Perl weekly challenge 096 - Raku
This is a Raku answer for the 096 Perl Weekly Challenge
.Exercise 1
The first task consists in writing a script to reverse the order of words without leading/trailing spaces. These are the examples:
Example 1:
Input: $S = "The Weekly Challenge"
Output: "Challenge Weekly The"
Example 2:
Input: $S = " Perl and Raku are part of the same family "
Output: "family same the of part are Raku and Perl"
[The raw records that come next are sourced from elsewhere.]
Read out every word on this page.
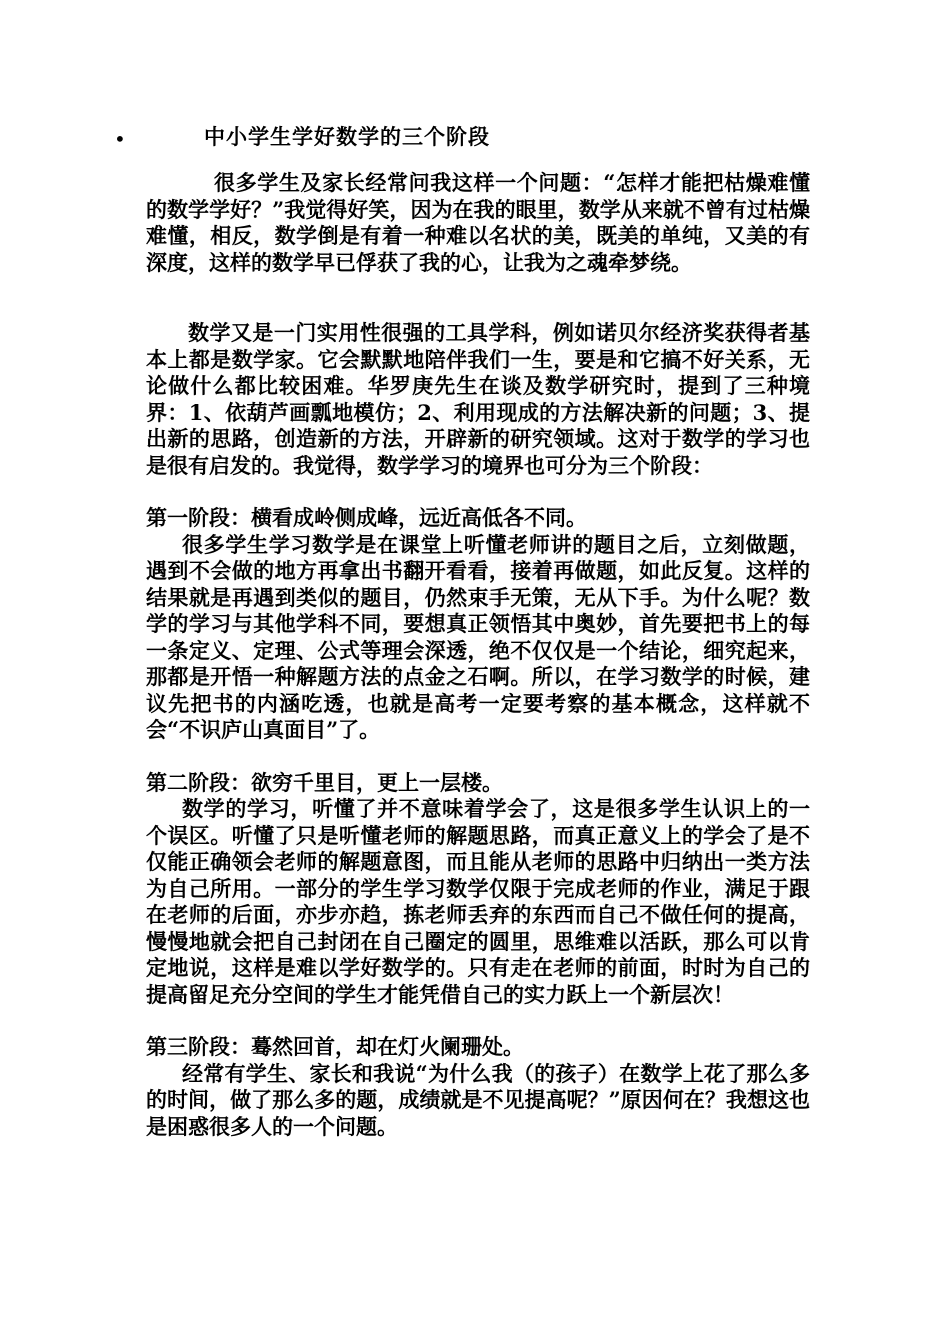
•	中小学生学好数学的三个阶段

很多学生及家长经常问我这样一个问题：“怎样才能把枯燥难懂的数学学好？”我觉得好笑，因为在我的眼里，数学从来就不曾有过枯燥难懂，相反，数学倒是有着一种难以名状的美，既美的单纯，又美的有深度，这样的数学早已俘获了我的心，让我为之魂牵梦绕。

数学又是一门实用性很强的工具学科，例如诺贝尔经济奖获得者基本上都是数学家。它会默默地陪伴我们一生，要是和它搞不好关系，无论做什么都比较困难。华罗庚先生在谈及数学研究时，提到了三种境界：1、依葫芦画瓢地模仿；2、利用现成的方法解决新的问题；3、提出新的思路，创造新的方法，开辟新的研究领域。这对于数学的学习也是很有启发的。我觉得，数学学习的境界也可分为三个阶段：

第一阶段：横看成岭侧成峰，远近高低各不同。

很多学生学习数学是在课堂上听懂老师讲的题目之后，立刻做题，遇到不会做的地方再拿出书翻开看看，接着再做题，如此反复。这样的结果就是再遇到类似的题目，仍然束手无策，无从下手。为什么呢？数学的学习与其他学科不同，要想真正领悟其中奥妙，首先要把书上的每一条定义、定理、公式等理会深透，绝不仅仅是一个结论，细究起来，那都是开悟一种解题方法的点金之石啊。所以，在学习数学的时候，建议先把书的内涵吃透，也就是高考一定要考察的基本概念，这样就不会“不识庐山真面目”了。

第二阶段：欲穷千里目，更上一层楼。

数学的学习，听懂了并不意味着学会了，这是很多学生认识上的一个误区。听懂了只是听懂老师的解题思路，而真正意义上的学会了是不仅能正确领会老师的解题意图，而且能从老师的思路中归纳出一类方法为自己所用。一部分的学生学习数学仅限于完成老师的作业，满足于跟在老师的后面，亦步亦趋，拣老师丢弃的东西而自己不做任何的提高，慢慢地就会把自己封闭在自己圈定的圆里，思维难以活跃，那么可以肯定地说，这样是难以学好数学的。只有走在老师的前面，时时为自己的提高留足充分空间的学生才能凭借自己的实力跃上一个新层次！

第三阶段：蓦然回首，却在灯火阑珊处。

经常有学生、家长和我说“为什么我（的孩子）在数学上花了那么多的时间，做了那么多的题，成绩就是不见提高呢？”原因何在？我想这也是困惑很多人的一个问题。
This is easy to implement in Raku due to the many routines and methods included by default:
sub challenge( $string ) {
return $string.words.reverse;
}
Exercise 2
The second exercise is the implementation of the Wagner–Fischer algorithm to compute the edit distance between two strings of characters. Raku shows the muscle of its support for OOP, allowing to almost literally write down the algorithm as a class. This is the pseudocode algorithm on Wikipedia:
function LevenshteinDistance(char s[1..m], char t[1..n]):
declare int d[0..m, 0..n]
set each element in d to zero
for i from 1 to m:
d[i, 0] := i
for j from 1 to n:
d[0, j] := j
for j from 1 to n:
for i from 1 to m:
if s[i] = t[j]:
substitutionCost := 0
else:
substitutionCost := 1
d[i, j] := minimum(d[i-1, j] + 1, // deletion
d[i, j-1] + 1, // insertion
d[i-1, j-1] + substitutionCost) // substitution
return d[m, n]
And the definition of the class in Raku:
class Distance {
has Str $.s1;
has Str $.s2;
method distance() {
return $!s1.chars if $!s2.chars == 0;
return $!s2.chars if $!s1.chars == 0;
min (
Distance.new( s1 => $!s1.chop, s2 => $!s2 ).distance + 1,
Distance.new( s1 => $!s1 , s2 => $!s2.chop ).distance + 1,
Distance.new( s1 => $!s1.chop, s2 => $!s2.chop ).distance +
!($!s1.substr(*-1) eq $!s2.substr(*-1)).Num; # substitution
);
}
}
While this may be similar to the other dynamic programming solutions provided, this OOP recursion appears more intuitive and readable for neophytes like me. It has been quite amazing to be able to write the class definition and see that it works!